“Anna Iriyama?! Selebriti cantik sejuta umat, apakah aku tidak bermimpi?!” pekikku dalam hati.
“Kenapa? Terpesona dengan kecantikanku?” tanya Anna.
Aku langsung tersadar dan menghela nafas kasar. “Siapa juga yang terpesona denganmu? Meskipun kau selebriti cantik.”
Beberapa jam lalu, aku hanya tidur di pesawat sambil mendengar musik. Entah kenapa, pesawat hilang keseimbangan dan akhirnya jatuh ke laut, dan kurasa semua penumpang tewas dan hanya aku yang selamat bersama selebriti cantik papan atas ini.
Kulihat wanita itu menggambar garis, memotong areaku dan areanya. “Ini adalah wilayahku, dan itu adalah wilayahmu, jadi jangan pernah melewatinya, hanya untuk jaga-jaga, jangan sampai kau berbuat yang aneh-aneh padaku.”
Wanita ini kenapa tingkat kepedeannya sangat tinggi. Tak ingin berdebat aku memilih pergi untuk membangun rumah.
Malam pun tiba, rumah yang aku bangun sudah selesai meskipun masih rangkanya, tapi asalkan bisa ditempati tidur dulu itu tidak masalah, dan bahan makanan yang aku cari juga sudah ada, jadi aku tinggal bersantai.
Kepalaku menoleh, penasaran bagaimana nasib selebriti galak itu. Aku terkekeh melihat tingkahnya yang sangat ingin menghampiriku tapi karena harga dirinya yang tinggi, dia tidak sudi.
“Bukankah air kelapa ini sangat segar? Wah, aku juga dapat makanan untuk makan malam!” teriakku memancing.

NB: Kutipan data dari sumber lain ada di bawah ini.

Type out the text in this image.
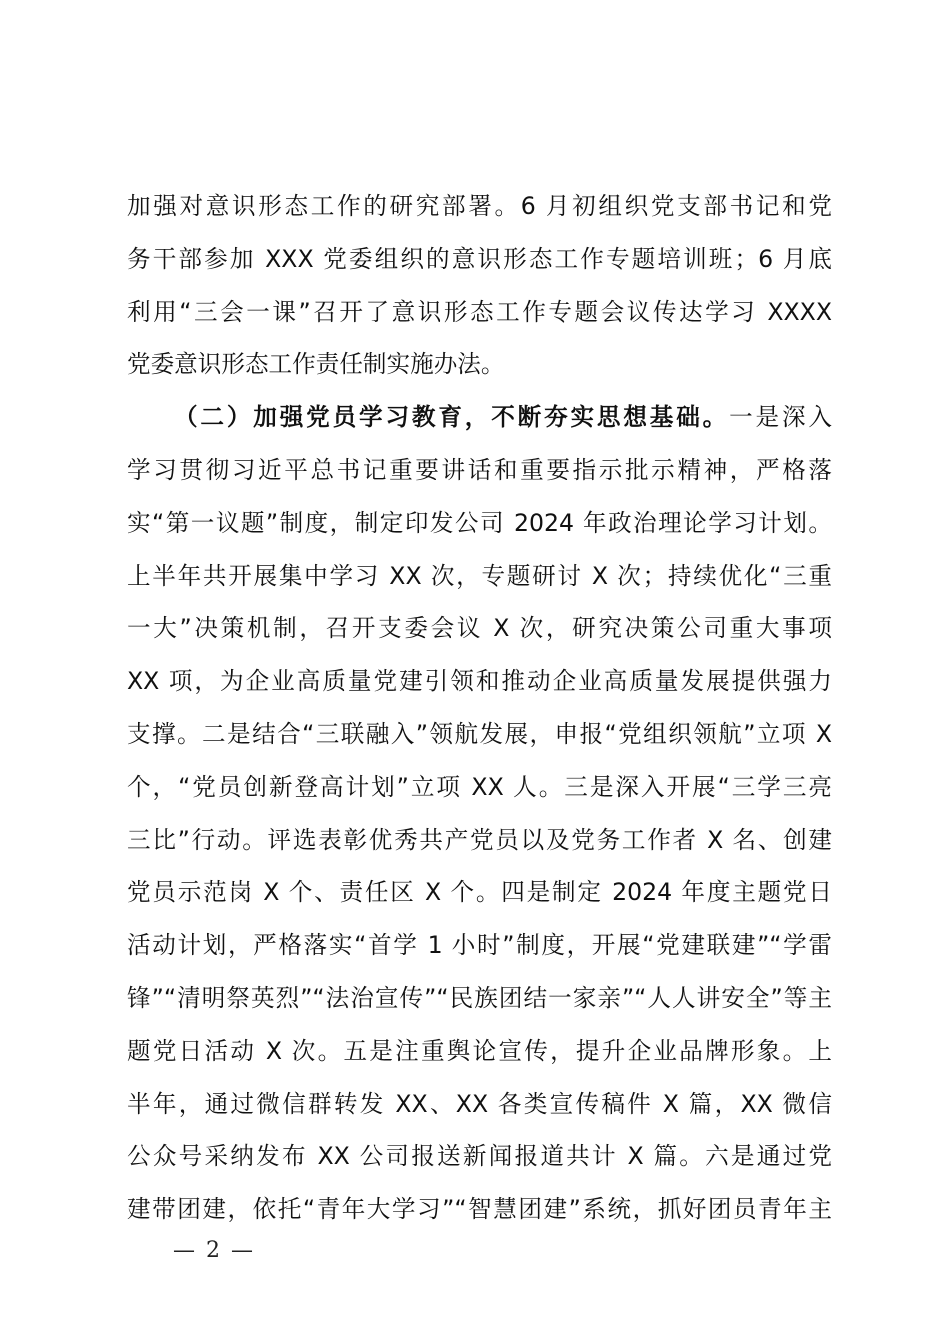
加强对意识形态工作的研究部署。6 月初组织党支部书记和党
务干部参加 XXX 党委组织的意识形态工作专题培训班；6 月底
利用“三会一课”召开了意识形态工作专题会议传达学习 XXXX
党委意识形态工作责任制实施办法。
（二）加强党员学习教育，不断夯实思想基础。一是深入
学习贯彻习近平总书记重要讲话和重要指示批示精神，严格落
实“第一议题”制度，制定印发公司 2024 年政治理论学习计划。
上半年共开展集中学习 XX 次，专题研讨 X 次；持续优化“三重
一大”决策机制，召开支委会议 X 次，研究决策公司重大事项
XX 项，为企业高质量党建引领和推动企业高质量发展提供强力
支撑。二是结合“三联融入”领航发展，申报“党组织领航”立项 X
个，“党员创新登高计划”立项 XX 人。三是深入开展“三学三亮
三比”行动。评选表彰优秀共产党员以及党务工作者 X 名、创建
党员示范岗 X 个、责任区 X 个。四是制定 2024 年度主题党日
活动计划，严格落实“首学 1 小时”制度，开展“党建联建”“学雷
锋”“清明祭英烈”“法治宣传”“民族团结一家亲”“人人讲安全”等主
题党日活动 X 次。五是注重舆论宣传，提升企业品牌形象。上
半年，通过微信群转发 XX、XX 各类宣传稿件 X 篇，XX 微信
公众号采纳发布 XX 公司报送新闻报道共计 X 篇。六是通过党
建带团建，依托“青年大学习”“智慧团建”系统，抓好团员青年主
— 2 —
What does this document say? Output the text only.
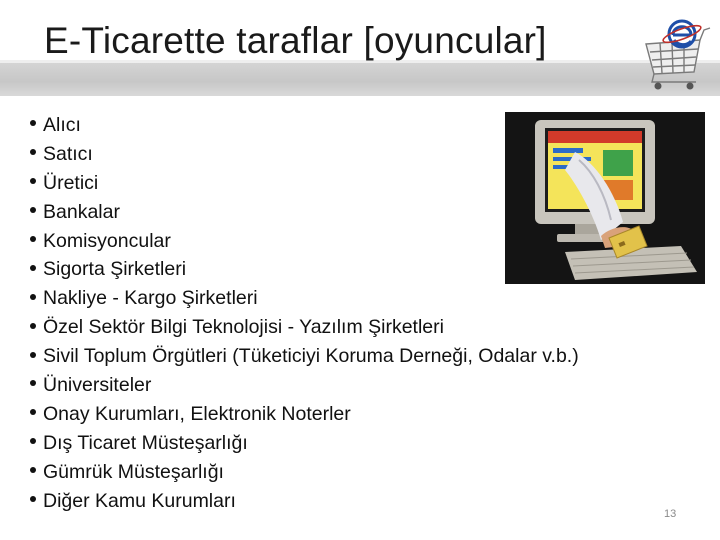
E-Ticarette taraflar [oyuncular]
Alıcı
Satıcı
Üretici
Bankalar
Komisyoncular
Sigorta Şirketleri
Nakliye - Kargo Şirketleri
Özel Sektör Bilgi Teknolojisi - Yazılım Şirketleri
Sivil Toplum Örgütleri (Tüketiciyi Koruma Derneği, Odalar v.b.)
Üniversiteler
Onay Kurumları, Elektronik Noterler
Dış Ticaret Müsteşarlığı
Gümrük Müsteşarlığı
Diğer Kamu Kurumları
13
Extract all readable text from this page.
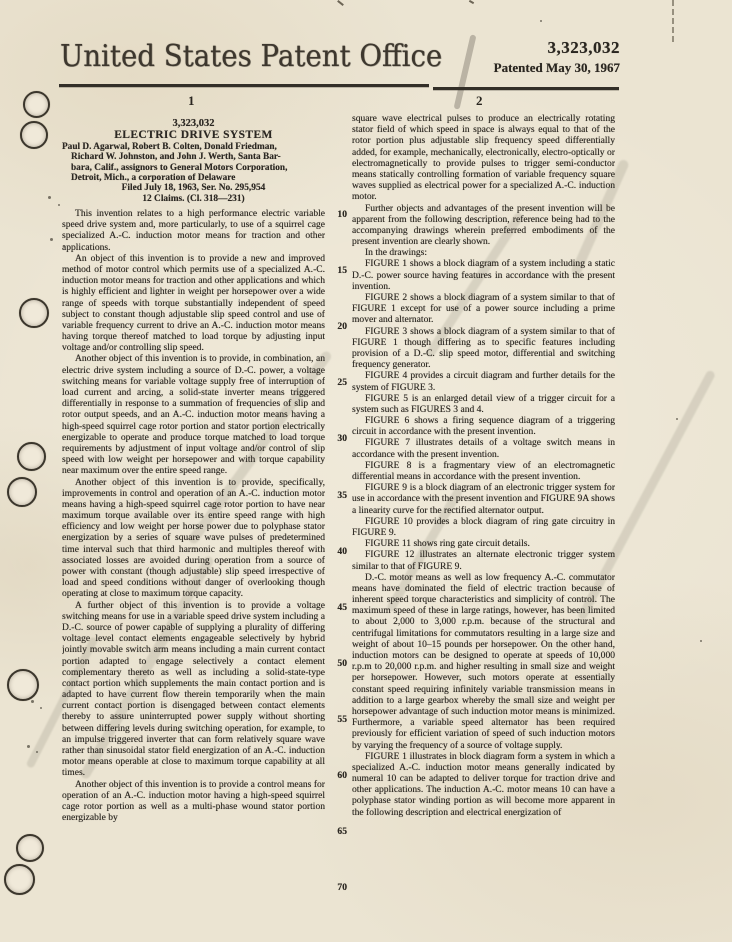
United States Patent Office	3,323,032
Patented May 30, 1967
1	2
3,323,032
ELECTRIC DRIVE SYSTEM
Paul D. Agarwal, Robert B. Colten, Donald Friedman,
Richard W. Johnston, and John J. Werth, Santa Bar-
bara, Calif., assignors to General Motors Corporation,
Detroit, Mich., a corporation of Delaware
Filed July 18, 1963, Ser. No. 295,954
12 Claims. (Cl. 318—231)

This invention relates to a high performance electric variable speed drive system and, more particularly, to use of a squirrel cage specialized A.-C. induction motor means for traction and other applications.

An object of this invention is to provide a new and improved method of motor control which permits use of a specialized A.-C. induction motor means for traction and other applications and which is highly efficient and lighter in weight per horsepower over a wide range of speeds with torque substantially independent of speed subject to constant though adjustable slip speed control and use of variable frequency current to drive an A.-C. induction motor means having torque thereof matched to load torque by adjusting input voltage and/or controlling slip speed.

Another object of this invention is to provide, in combination, an electric drive system including a source of D.-C. power, a voltage switching means for variable voltage supply free of interruption of load current and arcing, a solid-state inverter means triggered differentially in response to a summation of frequencies of slip and rotor output speeds, and an A.-C. induction motor means having a high-speed squirrel cage rotor portion and stator portion electrically energizable to operate and produce torque matched to load torque requirements by adjustment of input voltage and/or control of slip speed with low weight per horsepower and with torque capability near maximum over the entire speed range.

Another object of this invention is to provide, specifically, improvements in control and operation of an A.-C. induction motor means having a high-speed squirrel cage rotor portion to have near maximum torque available over its entire speed range with high efficiency and low weight per horse power due to polyphase stator energization by a series of square wave pulses of predetermined time interval such that third harmonic and multiples thereof with associated losses are avoided during operation from a source of power with constant (though adjustable) slip speed irrespective of load and speed conditions without danger of overlooking though operating at close to maximum torque capacity.

A further object of this invention is to provide a voltage switching means for use in a variable speed drive system including a D.-C. source of power capable of supplying a plurality of differing voltage level contact elements engageable selectively by hybrid jointly movable switch arm means including a main current contact portion adapted to engage selectively a contact element complementary thereto as well as including a solid-state-type contact portion which supplements the main contact portion and is adapted to have current flow therein temporarily when the main current contact portion is disengaged between contact elements thereby to assure uninterrupted power supply without shorting between differing levels during switching operation, for example, to an impulse triggered inverter that can form relatively square wave rather than sinusoidal stator field energization of an A.-C. induction motor means operable at close to maximum torque capability at all times.

Another object of this invention is to provide a control means for operation of an A.-C. induction motor having a high-speed squirrel cage rotor portion as well as a multi-phase wound stator portion energizable by

square wave electrical pulses to produce an electrically rotating stator field of which speed in space is always equal to that of the rotor portion plus adjustable slip frequency speed differentially added, for example, mechanically, electronically, electro-optically or electromagnetically to provide pulses to trigger semi-conductor means statically controlling formation of variable frequency square waves supplied as electrical power for a specialized A.-C. induction motor.

Further objects and advantages of the present invention will be apparent from the following description, reference being had to the accompanying drawings wherein preferred embodiments of the present invention are clearly shown.

In the drawings:

FIGURE 1 shows a block diagram of a system including a static D.-C. power source having features in accordance with the present invention.

FIGURE 2 shows a block diagram of a system similar to that of FIGURE 1 except for use of a power source including a prime mover and alternator.

FIGURE 3 shows a block diagram of a system similar to that of FIGURE 1 though differing as to specific features including provision of a D.-C. slip speed motor, differential and switching frequency generator.

FIGURE 4 provides a circuit diagram and further details for the system of FIGURE 3.

FIGURE 5 is an enlarged detail view of a trigger circuit for a system such as FIGURES 3 and 4.

FIGURE 6 shows a firing sequence diagram of a triggering circuit in accordance with the present invention.

FIGURE 7 illustrates details of a voltage switch means in accordance with the present invention.

FIGURE 8 is a fragmentary view of an electromagnetic differential means in accordance with the present invention.

FIGURE 9 is a block diagram of an electronic trigger system for use in accordance with the present invention and FIGURE 9A shows a linearity curve for the rectified alternator output.

FIGURE 10 provides a block diagram of ring gate circuitry in FIGURE 9.

FIGURE 11 shows ring gate circuit details.

FIGURE 12 illustrates an alternate electronic trigger system similar to that of FIGURE 9.

D.-C. motor means as well as low frequency A.-C. commutator means have dominated the field of electric traction because of inherent speed torque characteristics and simplicity of control. The maximum speed of these in large ratings, however, has been limited to about 2,000 to 3,000 r.p.m. because of the structural and centrifugal limitations for commutators resulting in a large size and weight of about 10–15 pounds per horsepower. On the other hand, induction motors can be designed to operate at speeds of 10,000 r.p.m to 20,000 r.p.m. and higher resulting in small size and weight per horsepower. However, such motors operate at essentially constant speed requiring infinitely variable transmission means in addition to a large gearbox whereby the small size and weight per horsepower advantage of such induction motor means is minimized. Furthermore, a variable speed alternator has been required previously for efficient variation of speed of such induction motors by varying the frequency of a source of voltage supply.

FIGURE 1 illustrates in block diagram form a system in which a specialized A.-C. induction motor means generally indicated by numeral 10 can be adapted to deliver torque for traction drive and other applications. The induction A.-C. motor means 10 can have a polyphase stator winding portion as will become more apparent in the following description and electrical energization of

10
15
20
25
30
35
40
45
50
55
60
65
70
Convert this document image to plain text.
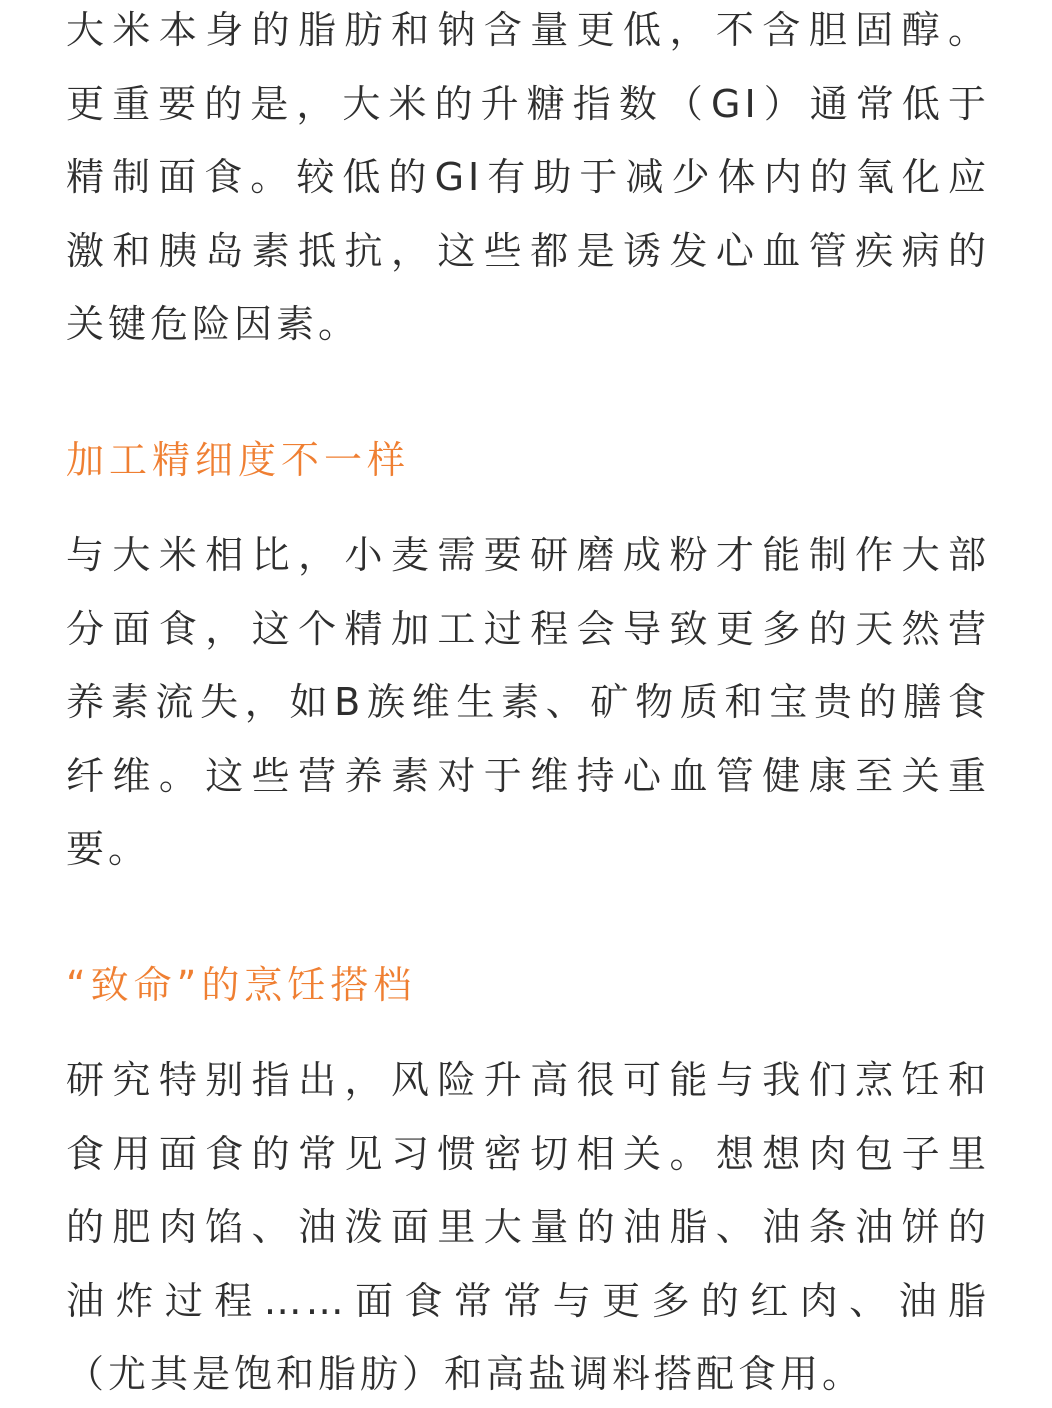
大米本身的脂肪和钠含量更低，不含胆固醇。
更重要的是，大米的升糖指数（GI）通常低于
精制面食。较低的GI有助于减少体内的氧化应
激和胰岛素抵抗，这些都是诱发心血管疾病的
关键危险因素。
加工精细度不一样
与大米相比，小麦需要研磨成粉才能制作大部
分面食，这个精加工过程会导致更多的天然营
养素流失，如B族维生素、矿物质和宝贵的膳食
纤维。这些营养素对于维持心血管健康至关重
要。
“致命”的烹饪搭档
研究特别指出，风险升高很可能与我们烹饪和
食用面食的常见习惯密切相关。想想肉包子里
的肥肉馅、油泼面里大量的油脂、油条油饼的
油炸过程……面食常常与更多的红肉、油脂
（尤其是饱和脂肪）和高盐调料搭配食用。
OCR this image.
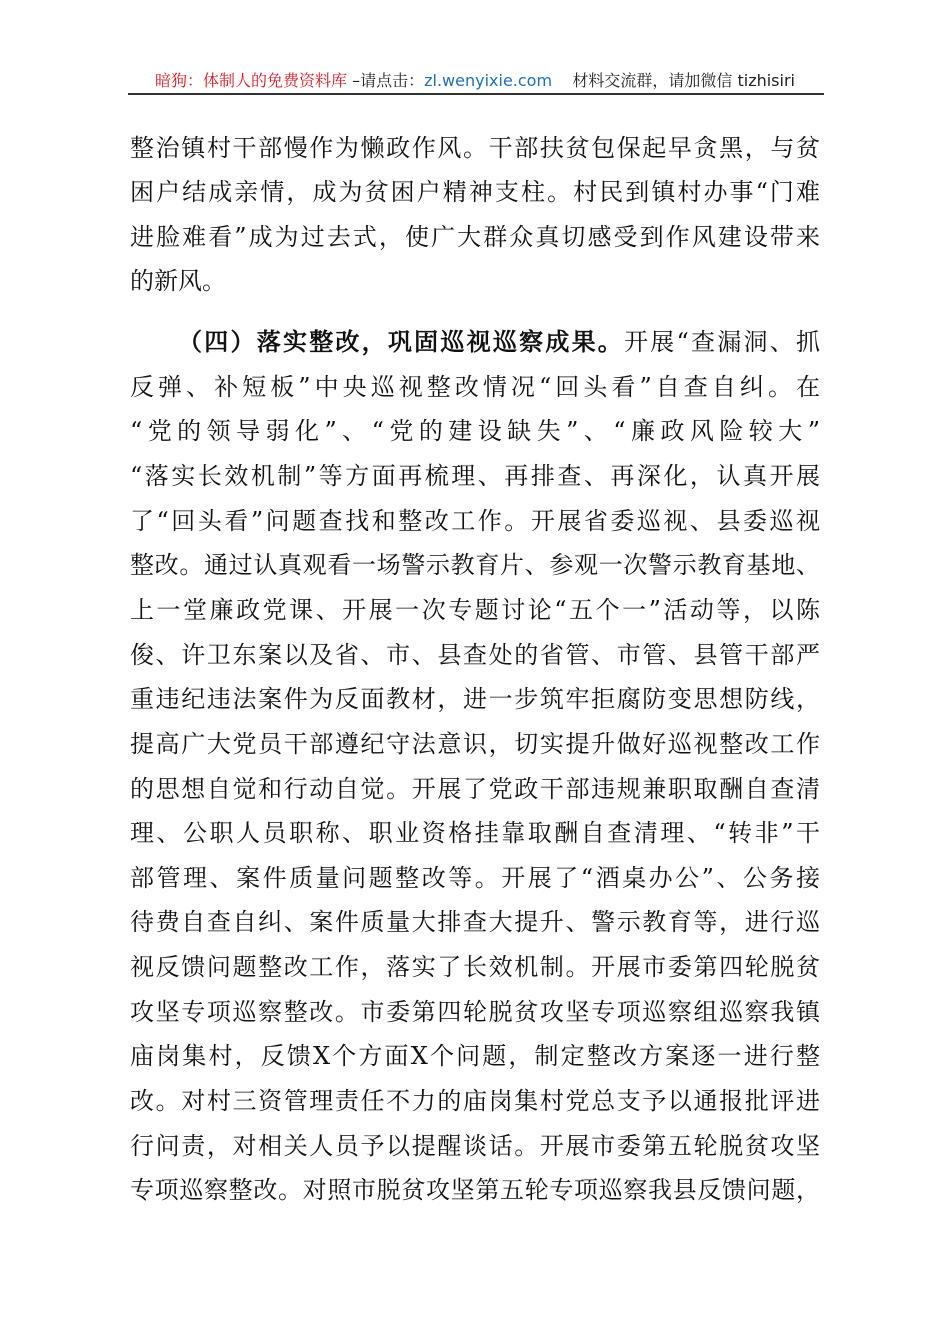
暗狗：体制人的免费资料库 –请点击：zl.wenyixie.com 材料交流群，请加微信 tizhisiri
整治镇村干部慢作为懒政作风。干部扶贫包保起早贪黑，与贫
困户结成亲情，成为贫困户精神支柱。村民到镇村办事“门难
进脸难看”成为过去式，使广大群众真切感受到作风建设带来
的新风。
（四）落实整改，巩固巡视巡察成果。开展“查漏洞、抓
反弹、补短板”中央巡视整改情况“回头看”自查自纠。在
“党的领导弱化”、“党的建设缺失”、“廉政风险较大”
“落实长效机制”等方面再梳理、再排查、再深化，认真开展
了“回头看”问题查找和整改工作。开展省委巡视、县委巡视
整改。通过认真观看一场警示教育片、参观一次警示教育基地、
上一堂廉政党课、开展一次专题讨论“五个一”活动等，以陈
俊、许卫东案以及省、市、县查处的省管、市管、县管干部严
重违纪违法案件为反面教材，进一步筑牢拒腐防变思想防线，
提高广大党员干部遵纪守法意识，切实提升做好巡视整改工作
的思想自觉和行动自觉。开展了党政干部违规兼职取酬自查清
理、公职人员职称、职业资格挂靠取酬自查清理、“转非”干
部管理、案件质量问题整改等。开展了“酒桌办公”、公务接
待费自查自纠、案件质量大排查大提升、警示教育等，进行巡
视反馈问题整改工作，落实了长效机制。开展市委第四轮脱贫
攻坚专项巡察整改。市委第四轮脱贫攻坚专项巡察组巡察我镇
庙岗集村，反馈X个方面X个问题，制定整改方案逐一进行整
改。对村三资管理责任不力的庙岗集村党总支予以通报批评进
行问责，对相关人员予以提醒谈话。开展市委第五轮脱贫攻坚
专项巡察整改。对照市脱贫攻坚第五轮专项巡察我县反馈问题，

Aku menghampirinya dan dia hanya menunduk. “Jadi, mana tempat teduhmu? Tidak ada apa-apa di sini,”
Anna hanya diam, meskipun aku tahu dia menggerutu dalam hati karena sikap menyebalkanku.
“Sepertinya tidak ada orang di sini, aku kembali saja.”
“Tunggu!”
Alisku terangkat sambil tersenyum puas. “Eh, ada suara? Jangan-jangan penunggu pulau ini?”
“Hei! Aku bukan penunggu pulau, aku ini manusia!” seru Anna.
Aku berbalik sambil mengubah reaksi wajahku. “Anna Iriyama, ya? Selebriti cantik sejuta umat itu, kan? Tapi aku tidak masuk, karena aku tidak fans denganmu.”
Sangat puas menggoda wanita ini, tapi kasihan juga melihatnya.
“Bolehkah aku berteduh di tempatmu? Jangan salah paham, aku seorang wanita, takutnya ada yang mencoba mencelakaiku, jadi aku memohon padamu.”
“Heh, bagaimana kalau orang yang mencelakaimu adalah diriku?” pancingku menahan tawa.
“Kau terdengar tidak sudi menerimaku, ya sudah, kau boleh kembali ke tempatmu!”
Begitu aku berbalik, perutnya berbunyi. Kasihan juga, sejak tadi aku menggodanya. Apalagi sudah malam, aku pun mengajaknya dan memberinya makan.
Sejak malam ini aku selalu menggodanya sambil dia membantuku membangun rumah. Tidak dirasa 1 bulan sudah berlalu kami terdampar.
Entah kenapa hubunganku dan Anna malah semakin dekat, apalagi Anna seperti terang-terangan memperlihatkan rasa sukanya padaku.
“Rapmon-san, itu… aku tidak mengerti dengan diriku, tapi kau pria yang membantuku bertahan hidup sampai saat ini, jadi aku… aku…”
Ini lagi, dia selalu berkata seperti itu tapi tidak pernah menyelesaikannya. Tapi, aku seperti terdengar berharap juga.
Aku menggenggam tangannya dan mendekatkan wajahku ke wajahnya. Bisa dilihat wajahnya merona.
“Kenapa? Kau jatuh hati denganku setelah melihat tubuhku setiap hari?” godaku.
Anna terbelalak dan spontan mendorong wajahku. “Siapa juga yang menyukaimu bodoh?!”
Aku selalu suka tingkah malunya yang lucu itu.
“Ya sudah, kalau dia belum mengaku, aku juga tidak akan mengaku,” ucapku dalam hati.
Anna menghela nafas kecewa. “Aku tidak akan mengakui perasaanku kalau bukan dia sendiri yang menyatakan perasaannya padaku,” ucapnya dalam hati.